Inclusive Development
Beijing focused on free trade, technology – ridden development, financial investment, equity and inclusive development in the OBR meet. President Jinping said, “Trade is an important engine driving growth. We should embrace the outside world with an open mind, uphold the multilateral trading regime, advance the building of free trade areas and promote liberalization and facilitation of trade and investment. Of course, we should also focus on resolving issues such as imbalances in development, difficulties in governance, digital divide and income disparity and make economic globalization open, inclusive, balanced and beneficial to all.” But the ground reality is quite different. Most of the African and Asian countries clubbed in the OBOR project are not at par with China in terms of socio-economic development. Even, some of them are grappled with deep economic divides and huge social disparities. But joining OBOR means borrowing loans mostly from the China Development Bank and the Export-Import Bank of China. So, the question arises here, will they able to repay the loans lend by those profiteering financial institutions? The answer is certainly ‘No’. As a consequence, the OBOR project would create space for market imperialism often forcing them to fall into a debt trap situation. In that case, China might use this geo -economic strategy for larger geo-political interests, even in terms of intervening in their domestic affairs in the long run perspective.

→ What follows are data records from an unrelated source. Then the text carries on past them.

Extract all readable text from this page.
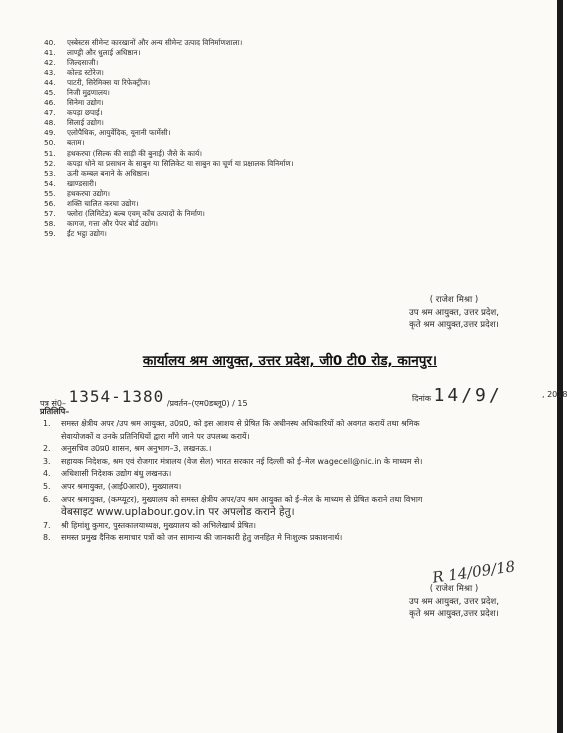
40. एस्बेस्टस सीमेन्ट कारखानों और अन्य सीमेन्ट उत्पाद विनिर्माणशाला।
41. लाण्ड्री और धुलाई अधिष्ठान।
42. जिल्दसाजी।
43. कोल्ड स्टोरेज।
44. पाटरी, सिरेमिक्स या रिफेक्ट्रीज।
45. निजी मुद्रणालय।
46. सिनेमा उद्योग।
47. कपड़ा छपाई।
48. सिलाई उद्योग।
49. एलोपैथिक, आयुर्वेदिक, यूनानी फार्मेसी।
50. बताम।
51. हथकरघा (सिल्क की साड़ी की बुनाई) जैसे के कार्य।
52. कपड़ा धोने या प्रसाधन के साबुन या सिलिकेट या साबुन का चूर्ण या प्रक्षालक विनिर्माण।
53. ऊनी कम्बल बनाने के अधिष्ठान।
54. खाण्डसारी।
55. हथकरघा उद्योग।
56. शक्ति चालित करघा उद्योग।
57. फ्लोरा (लिमिटेड) बल्ब एवम् काँच उत्पादों के निर्माण।
58. कागज, गत्ता और पेपर बोर्ड उद्योग।
59. ईंट भट्ठा उद्योग।
( राजेश मिश्रा )
उप श्रम आयुक्त, उत्तर प्रदेश,
कृते श्रम आयुक्त,उत्तर प्रदेश।
कार्यालय श्रम आयुक्त, उत्तर प्रदेश, जी0 टी0 रोड, कानपुर।
पत्र सं0– 1354-1380 /प्रवर्तन–(एम0डब्लू0) / 15
दिनांक 14/9/	, 2018
प्रतिलिपि–
1. समस्त क्षेत्रीय अपर /उप श्रम आयुक्त, उ0प्र0, को इस आशय से प्रेषित कि अधीनस्थ अधिकारियों को अवगत करायें तथा श्रमिक
सेवायोजकों व उनके प्रतिनिधियों द्वारा माँगे जाने पर उपलब्ध करायें।
2. अनुसचिव उ0प्र0 शासन, श्रम अनुभाग–3, लखनऊ.।
3. सहायक निदेशक, श्रम एवं रोजगार मंत्रालय (वेज सेल) भारत सरकार नई दिल्ली को ई–मेल wagecell@nic.in के माध्यम से।
4. अधिशासी निदेशक उद्योग बंधु लखनऊ।
5. अपर श्रमायुक्त, (आई0आर0), मुख्यालय।
6. अपर श्रमायुक्त, (कम्प्यूटर), मुख्यालय को समस्त क्षेत्रीय अपर/उप श्रम आयुक्त को ई–मेल के माध्यम से प्रेषित कराने तथा विभाग
वेबसाइट www.uplabour.gov.in पर अपलोड कराने हेतु।
7. श्री हिमांशु कुमार, पुस्तकालयाध्यक्ष, मुख्यालय को अभिलेखार्थ प्रेषित।
8. समस्त प्रमुख दैनिक समाचार पत्रों को जन सामान्य की जानकारी हेतु जनहित मे निःशुल्क प्रकाशनार्थ।
R 14/09/18
( राजेश मिश्रा )
उप श्रम आयुक्त, उत्तर प्रदेश,
कृते श्रम आयुक्त,उत्तर प्रदेश।
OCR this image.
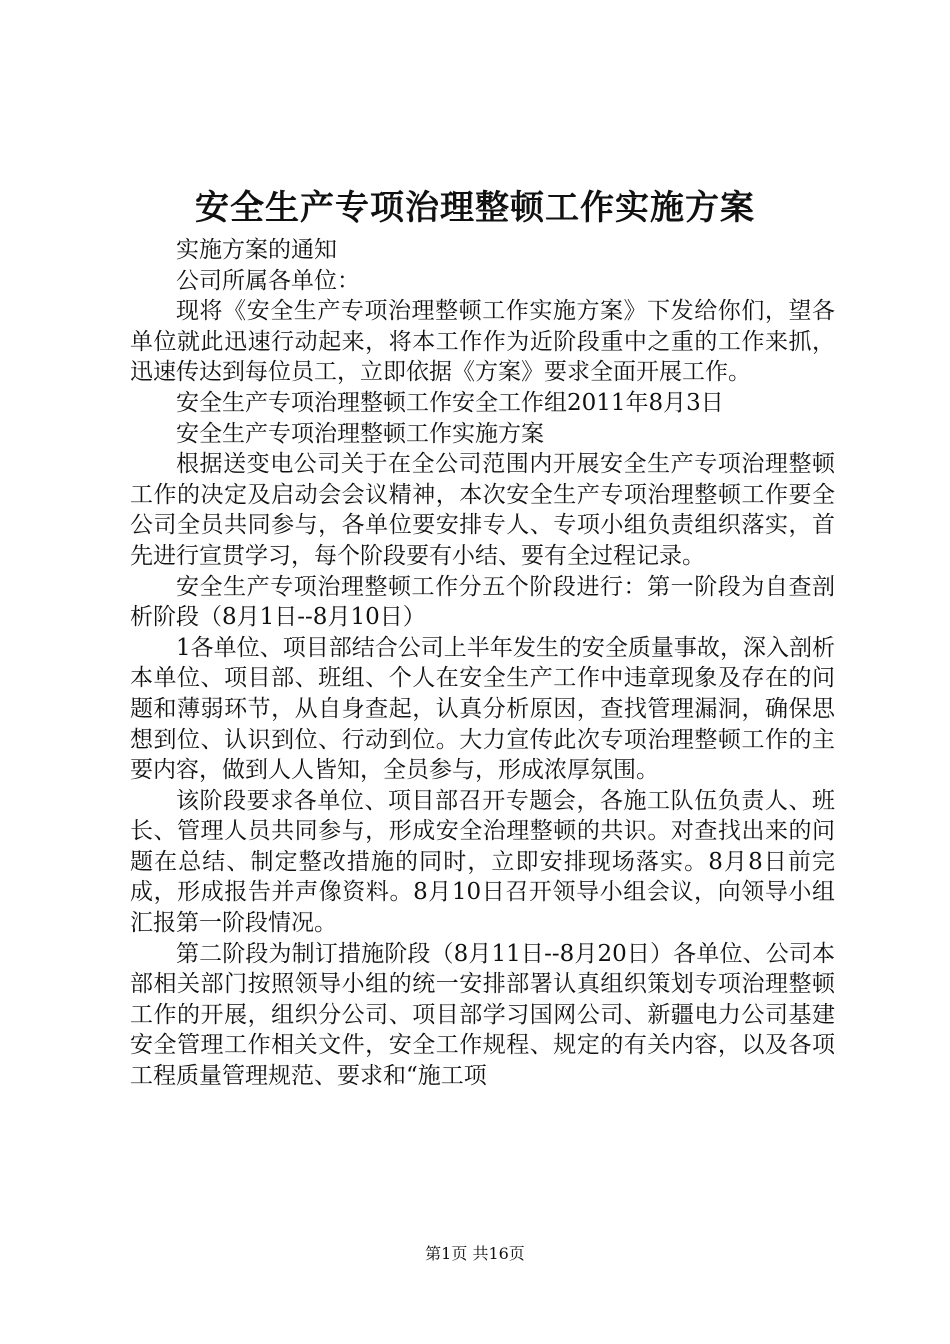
安全生产专项治理整顿工作实施方案

实施方案的通知

公司所属各单位：

现将《安全生产专项治理整顿工作实施方案》下发给你们，望各单位就此迅速行动起来，将本工作作为近阶段重中之重的工作来抓，迅速传达到每位员工，立即依据《方案》要求全面开展工作。

安全生产专项治理整顿工作安全工作组2011年8月3日

安全生产专项治理整顿工作实施方案

根据送变电公司关于在全公司范围内开展安全生产专项治理整顿工作的决定及启动会会议精神，本次安全生产专项治理整顿工作要全公司全员共同参与，各单位要安排专人、专项小组负责组织落实，首先进行宣贯学习，每个阶段要有小结、要有全过程记录。

安全生产专项治理整顿工作分五个阶段进行：第一阶段为自查剖析阶段（8月1日--8月10日）

1各单位、项目部结合公司上半年发生的安全质量事故，深入剖析本单位、项目部、班组、个人在安全生产工作中违章现象及存在的问题和薄弱环节，从自身查起，认真分析原因，查找管理漏洞，确保思想到位、认识到位、行动到位。大力宣传此次专项治理整顿工作的主要内容，做到人人皆知，全员参与，形成浓厚氛围。

该阶段要求各单位、项目部召开专题会，各施工队伍负责人、班长、管理人员共同参与，形成安全治理整顿的共识。对查找出来的问题在总结、制定整改措施的同时，立即安排现场落实。8月8日前完成，形成报告并声像资料。8月10日召开领导小组会议，向领导小组汇报第一阶段情况。

第二阶段为制订措施阶段（8月11日--8月20日）各单位、公司本部相关部门按照领导小组的统一安排部署认真组织策划专项治理整顿工作的开展，组织分公司、项目部学习国网公司、新疆电力公司基建安全管理工作相关文件，安全工作规程、规定的有关内容，以及各项工程质量管理规范、要求和“施工项

第1页 共16页
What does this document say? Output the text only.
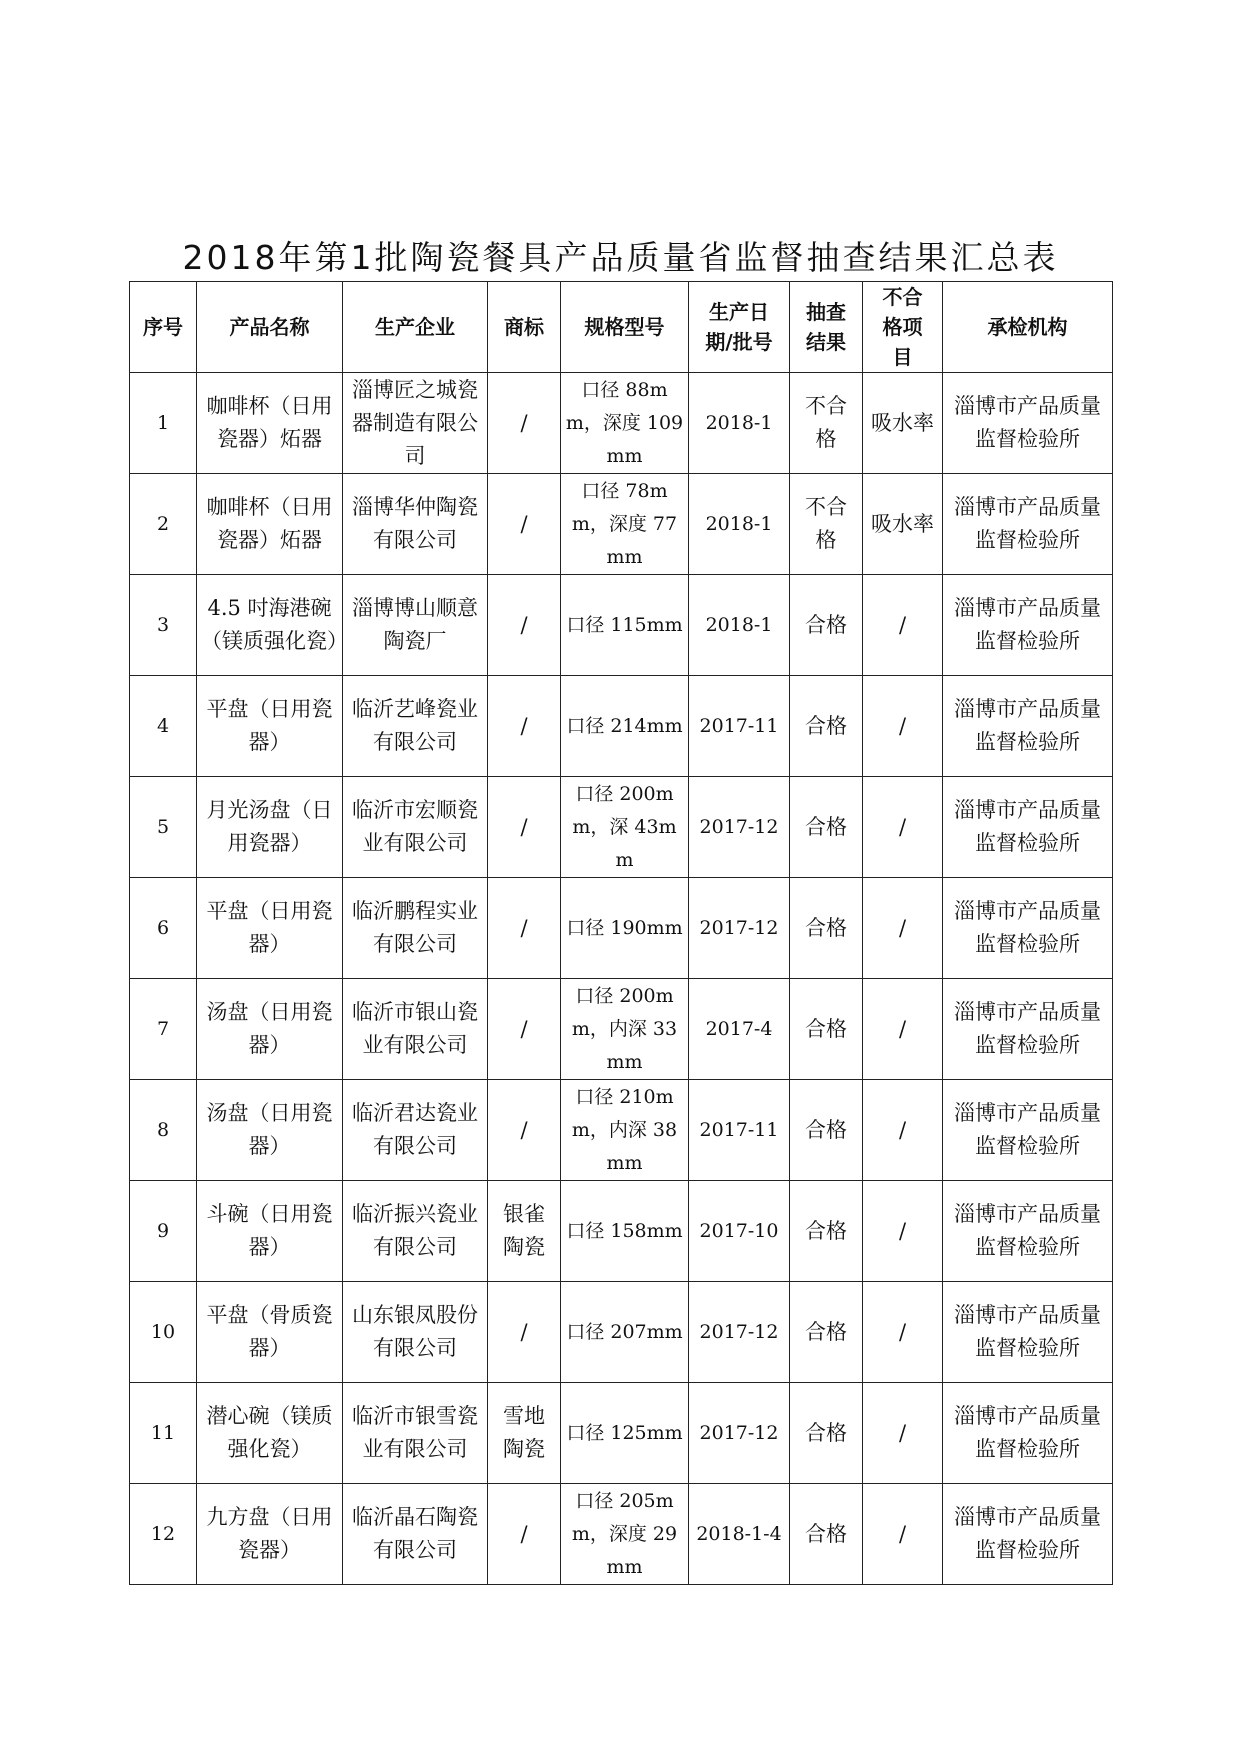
2018年第1批陶瓷餐具产品质量省监督抽查结果汇总表
序号	产品名称	生产企业	商标	规格型号	生产日期/批号	抽查结果	不合格项目	承检机构
1	咖啡杯（日用瓷器）炻器	淄博匠之城瓷器制造有限公司	/	口径 88mm，深度 109mm	2018-1	不合格	吸水率	淄博市产品质量监督检验所
2	咖啡杯（日用瓷器）炻器	淄博华仲陶瓷有限公司	/	口径 78mm，深度 77mm	2018-1	不合格	吸水率	淄博市产品质量监督检验所
3	4.5 吋海港碗（镁质强化瓷）	淄博博山顺意陶瓷厂	/	口径 115mm	2018-1	合格	/	淄博市产品质量监督检验所
4	平盘（日用瓷器）	临沂艺峰瓷业有限公司	/	口径 214mm	2017-11	合格	/	淄博市产品质量监督检验所
5	月光汤盘（日用瓷器）	临沂市宏顺瓷业有限公司	/	口径 200mm，深 43mm	2017-12	合格	/	淄博市产品质量监督检验所
6	平盘（日用瓷器）	临沂鹏程实业有限公司	/	口径 190mm	2017-12	合格	/	淄博市产品质量监督检验所
7	汤盘（日用瓷器）	临沂市银山瓷业有限公司	/	口径 200mm，内深 33mm	2017-4	合格	/	淄博市产品质量监督检验所
8	汤盘（日用瓷器）	临沂君达瓷业有限公司	/	口径 210mm，内深 38mm	2017-11	合格	/	淄博市产品质量监督检验所
9	斗碗（日用瓷器）	临沂振兴瓷业有限公司	银雀陶瓷	口径 158mm	2017-10	合格	/	淄博市产品质量监督检验所
10	平盘（骨质瓷器）	山东银凤股份有限公司	/	口径 207mm	2017-12	合格	/	淄博市产品质量监督检验所
11	潜心碗（镁质强化瓷）	临沂市银雪瓷业有限公司	雪地陶瓷	口径 125mm	2017-12	合格	/	淄博市产品质量监督检验所
12	九方盘（日用瓷器）	临沂晶石陶瓷有限公司	/	口径 205mm，深度 29mm	2018-1-4	合格	/	淄博市产品质量监督检验所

China is harping on ecological norms to control the environmental damage. In theoretical plenum, it sounds good. But in practice, the situation is quite different given the nature of global warming and associated ecological disasters are concerned. So, OBOR’s multilayered infrastructural projects and growth generating models might have serious environmental concerns and health hazards across the belt. For example, China Pakistan Economic Corridor (CPEC) which passes through the sensitive mountainous terrain of Karakoram and other economic corridors which cross significant ecological zones raise several questions regarding our concerns towards sustainable development and the protection of planet earth. Besides this, the toxic materials and other hazardous wastes arising out of mining and allied industrial activities might have grievous impact upon the health and well being of the people across the economic corridors as well. Thus, the need of the hour is to rethink our future. As renowned British scientist, Stephen Hawking says “we have 100 years to colonize a new planet—or die. Could we do it?” (The writer is an Associate Professor, Department of Political Science, Jomin Tayeng Government Model Degree College, Roing, Arunachal Pradesh. He was formerly a Visiting Scholar at the Gulf Studies Programme, School of International Studies, Jawaharlal Nehru University, New Delhi).